I would like to know how can I copy this following container to a temporary variable and how should that temp variable be defined as well.

const char *containers_1[] = {"one","two","why do I stuck in this problem"};
const char *containers_2[] = {"Other","string","here"};

So I am looking for a temp variable of a suitable type which I can copy one of those containers to. The declaration of "const char * container []" is from a piece of code that I don't wanna change to keep the format nicely!

Thanks for your time.

Answer 1

The code should be improved however I think this is what you want.

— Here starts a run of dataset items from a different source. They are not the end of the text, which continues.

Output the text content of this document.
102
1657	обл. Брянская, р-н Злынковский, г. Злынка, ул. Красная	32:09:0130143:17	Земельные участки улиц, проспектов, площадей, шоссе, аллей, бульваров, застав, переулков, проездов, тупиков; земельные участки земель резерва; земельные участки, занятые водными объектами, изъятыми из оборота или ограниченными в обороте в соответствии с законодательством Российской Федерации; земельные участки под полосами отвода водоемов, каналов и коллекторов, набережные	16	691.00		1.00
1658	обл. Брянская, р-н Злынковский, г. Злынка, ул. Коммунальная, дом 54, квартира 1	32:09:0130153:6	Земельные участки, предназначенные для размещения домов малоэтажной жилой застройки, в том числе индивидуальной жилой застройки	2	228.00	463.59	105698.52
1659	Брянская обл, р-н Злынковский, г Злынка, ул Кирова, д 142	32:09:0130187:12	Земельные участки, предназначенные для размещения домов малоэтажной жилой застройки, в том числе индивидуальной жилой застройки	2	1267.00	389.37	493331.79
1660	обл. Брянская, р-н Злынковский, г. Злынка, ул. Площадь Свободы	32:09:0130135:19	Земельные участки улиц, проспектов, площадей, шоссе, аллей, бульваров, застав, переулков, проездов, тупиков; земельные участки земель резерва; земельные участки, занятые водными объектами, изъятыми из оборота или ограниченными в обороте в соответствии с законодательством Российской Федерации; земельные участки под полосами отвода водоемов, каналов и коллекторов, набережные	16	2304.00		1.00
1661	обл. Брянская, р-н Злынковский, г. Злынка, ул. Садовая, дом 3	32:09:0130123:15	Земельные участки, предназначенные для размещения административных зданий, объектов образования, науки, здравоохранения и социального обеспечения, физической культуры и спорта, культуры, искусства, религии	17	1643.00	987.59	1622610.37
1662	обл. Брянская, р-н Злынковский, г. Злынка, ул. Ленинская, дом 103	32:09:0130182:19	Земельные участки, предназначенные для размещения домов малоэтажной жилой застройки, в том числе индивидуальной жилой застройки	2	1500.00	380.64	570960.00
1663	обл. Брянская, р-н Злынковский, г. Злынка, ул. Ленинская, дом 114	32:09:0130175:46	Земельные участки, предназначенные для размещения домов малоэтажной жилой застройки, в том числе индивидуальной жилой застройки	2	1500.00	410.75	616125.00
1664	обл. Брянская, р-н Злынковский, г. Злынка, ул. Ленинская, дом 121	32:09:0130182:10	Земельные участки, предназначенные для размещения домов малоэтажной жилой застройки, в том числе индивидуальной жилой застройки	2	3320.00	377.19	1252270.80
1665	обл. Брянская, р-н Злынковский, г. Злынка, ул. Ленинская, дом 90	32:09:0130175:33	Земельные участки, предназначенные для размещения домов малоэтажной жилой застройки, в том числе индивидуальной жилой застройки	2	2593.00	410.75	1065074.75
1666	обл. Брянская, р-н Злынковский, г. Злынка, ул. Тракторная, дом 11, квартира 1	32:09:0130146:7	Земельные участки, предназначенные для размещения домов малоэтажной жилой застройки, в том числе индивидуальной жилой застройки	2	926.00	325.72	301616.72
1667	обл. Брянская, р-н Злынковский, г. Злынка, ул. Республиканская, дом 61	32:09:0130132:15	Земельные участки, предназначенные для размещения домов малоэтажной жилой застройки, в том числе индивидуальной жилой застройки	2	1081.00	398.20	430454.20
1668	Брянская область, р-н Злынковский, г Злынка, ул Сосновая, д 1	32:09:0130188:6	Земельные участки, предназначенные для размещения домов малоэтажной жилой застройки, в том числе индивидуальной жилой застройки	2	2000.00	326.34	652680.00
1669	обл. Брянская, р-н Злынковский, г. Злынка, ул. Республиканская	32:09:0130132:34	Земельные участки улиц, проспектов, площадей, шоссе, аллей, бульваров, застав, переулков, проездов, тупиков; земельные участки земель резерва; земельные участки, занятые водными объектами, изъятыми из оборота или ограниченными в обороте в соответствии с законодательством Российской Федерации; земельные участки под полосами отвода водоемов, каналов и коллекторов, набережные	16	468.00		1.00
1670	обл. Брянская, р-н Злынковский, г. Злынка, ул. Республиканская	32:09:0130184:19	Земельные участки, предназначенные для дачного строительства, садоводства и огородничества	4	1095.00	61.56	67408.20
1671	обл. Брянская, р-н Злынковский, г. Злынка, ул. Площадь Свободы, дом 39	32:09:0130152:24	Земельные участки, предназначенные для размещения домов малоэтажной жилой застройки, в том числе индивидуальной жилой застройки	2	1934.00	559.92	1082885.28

const char *containers_1[] = {"one","two","why do I stuck in this problem"};
const char *containers_2[] = {"Other","string","here","whis","has","more"};

main(int argc, char **argv) {

char ** tmp1;
int i, size;

size = sizeof(containers_1);
printf ("%d\n", size);
tmp1 = malloc(size);
memcpy(tmp1, containers_1, sizeof(containers_1));

for (i=0; i< size/sizeof(char *); i++) {
    printf("%s\n", tmp1[i]);
    }

size = sizeof(containers_2);
printf ("%d\n", size);
tmp1 = malloc(size);
memcpy(tmp1, containers_2, sizeof(containers_2));

for (i=0; i< size/sizeof(char *); i++) {
    printf("%s\n", tmp1[i]);
   }
}